# Kinetic Theory of Solids

Is there a clean way to examine temperature for solids and liquids in classical mechanics like the kinetic theory for gases?

I'd like to get a good explanation that doesn't involve much in the way of quantum mechanics.

## 2 Answers

You can think of the atoms of the solid as balls attached by springs to each other. Each ball can vibrate in it's own space and one ball vibrating will also make the balls near it vibrate.

For explaining temperature, the higher the temperature, more is the amplitude of vibration of these balls.

This model can also be used to explain other behavior like elasticity, thermal conduction etc.

• In a balls and spring model, the spectrum of possible frequencies is independent on temperature. Moreover at equilibrium all modes of vibration are present. Therefore there is no link at all between temperature and frequency of vibration within a classic harmonic model. – GiorgioP Jan 8 at 6:39
• @GiorgioP So how would you explain conductivity in solids? I always thought of it as vibration being passed down from end to another. – harshit54 Jan 8 at 6:43
• Thermal conductivity is not the same phenomenon as thermal equilibrium. It is a mechanism to get it. You have thermal conductivity if the solid is out of equilibrium and different regions have different temperatures. In that case too, if the model is the harmonic model, in a classical treatment it is the amplitude of vibrations which varies with time, not the frequency. Frequencies depend only on elastic constants of the "springs" and mass of the particles. They definitely do not depend on temperature. – GiorgioP Jan 8 at 7:12
• So the amplitude does represent the temperature? – harshit54 Jan 8 at 7:14
• Yes, in classical mechanics the higher is the maximum velocity of a harmonic oscillator, the higher are its energy and its amplitude. Frequency remains the same. – GiorgioP Jan 8 at 7:21

I imagine that the reference to the kinetic theory of gases means the link between temperature and average kinetic energy in the center of mass frame.

In classical statistical mechanics (i.e. using only classical mechanics and ensemble theory) that link corresponds to, and is a trivial consequence of the equipartition theorem (the average kinetic energy per degree of freedom is $$\frac{1}{2}k_B T$$).

However, equipartition theorem for the kinetic energy is valid without exception for all classical systems, independently on the presence or on the form of the potential energy term in the Hamiltonian. Therefore, doesn't matter what is the thermodynamic phase. The same relation holds for perfect and imperfect gases, dense liquids, and all kind of crystalline and amorphous solids.

The only limits to the validity of equipartition theorem are

• lack of thermodynamic equilibrium (in that case the concept of a unique temperature characterizing the system may become meaningless);
• emergence of quantum effects in the statistical treatment of mechanical systems.
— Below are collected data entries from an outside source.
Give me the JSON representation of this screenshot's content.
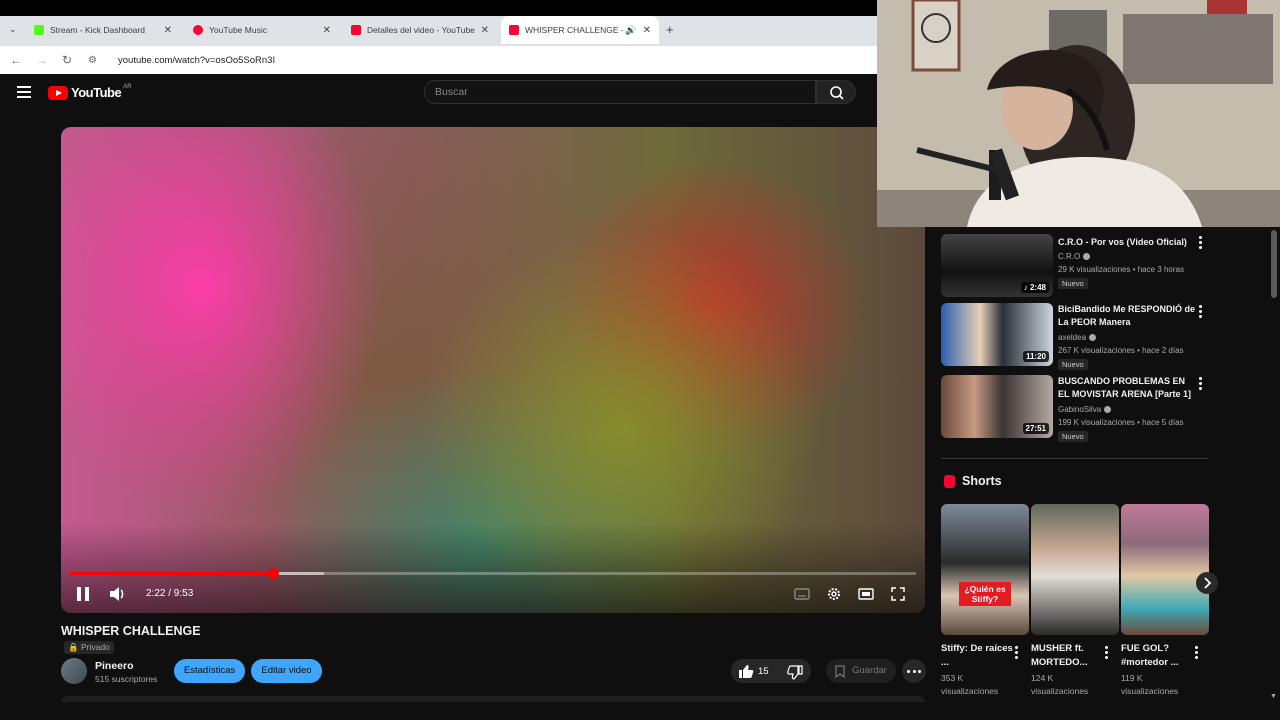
{
  "browser": {
    "tabs": [
      {
        "label": "Stream - Kick Dashboard",
        "color": "#53fc18"
      },
      {
        "label": "YouTube Music",
        "color": "#ff0033"
      },
      {
        "label": "Detalles del video - YouTube Studio",
        "color": "#ff0033"
      },
      {
        "label": "WHISPER CHALLENGE - YouTube",
        "color": "#ff0033"
      }
    ],
    "url": "youtube.com/watch?v=osOo5SoRn3I"
  },
  "header": {
    "logo_text": "YouTube",
    "region": "AR",
    "search_placeholder": "Buscar"
  },
  "player": {
    "time": "2:22 / 9:53",
    "progress": 0.24,
    "buffered": 0.3
  },
  "video": {
    "title": "WHISPER CHALLENGE",
    "privacy": "Privado",
    "channel": "Pineero",
    "subscribers": "515 suscriptores",
    "stats_label": "Estadísticas",
    "edit_label": "Editar video",
    "likes": "15",
    "save_label": "Guardar"
  },
  "sidebar": {
    "related": [
      {
        "title": "C.R.O - Por vos (Video Oficial)",
        "channel": "C.R.O",
        "meta": "29 K visualizaciones • hace 3 horas",
        "badge": "Nuevo",
        "duration": "2:48"
      },
      {
        "title": "BiciBandido Me RESPONDIÓ de La PEOR Manera",
        "channel": "axeldea",
        "meta": "267 K visualizaciones • hace 2 días",
        "badge": "Nuevo",
        "duration": "11:20"
      },
      {
        "title": "BUSCANDO PROBLEMAS EN EL MOVISTAR ARENA [Parte 1]",
        "channel": "GabinoSilva",
        "meta": "199 K visualizaciones • hace 5 días",
        "badge": "Nuevo",
        "duration": "27:51"
      }
    ],
    "shorts_title": "Shorts",
    "shorts": [
      {
        "title": "Stiffy: De raíces ...",
        "views": "353 K visualizaciones",
        "overlay": "¿Quién es Stiffy?"
      },
      {
        "title": "MUSHER ft. MORTEDO...",
        "views": "124 K visualizaciones",
        "overlay": ""
      },
      {
        "title": "FUE GOL? #mortedor ...",
        "views": "119 K visualizaciones",
        "overlay": ""
      }
    ]
  },
  "colors": {
    "accent": "#ff0000",
    "button": "#3ea6ff",
    "bg": "#0f0f0f"
  }
}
A rough but useful way to estimate the limit of a classical treatment is through the degeneracy parameter $$\rho \lambda^3$$, where $$\rho$$ is the number density and $$\lambda$$ the de Broglie thermal wavelength $$\lambda = h/\sqrt{2 \pi m k_B T}$$ for particles of mass $$m$$. A necessary condition for validity of classical statistical mechanics (and the equipartition theorem) requires $$\rho \lambda^3 \ll 1$$.

Additional remark

One consequence of classical statistical mechanics is that not only the temperature of a system of molecules is proportional to the average kinetic energy of the particles independently on the thermodynamic phase, but also that the Maxwell-Boltzmann (MB) distribution of molecular speeds remains the same in all the phases. This trivial consequence of classical statistical mechanics is often overlooked when the MB distribution is discussed in the context of the kinetic theory of gases, leaving the feeling that its validity is confined to the gas phase.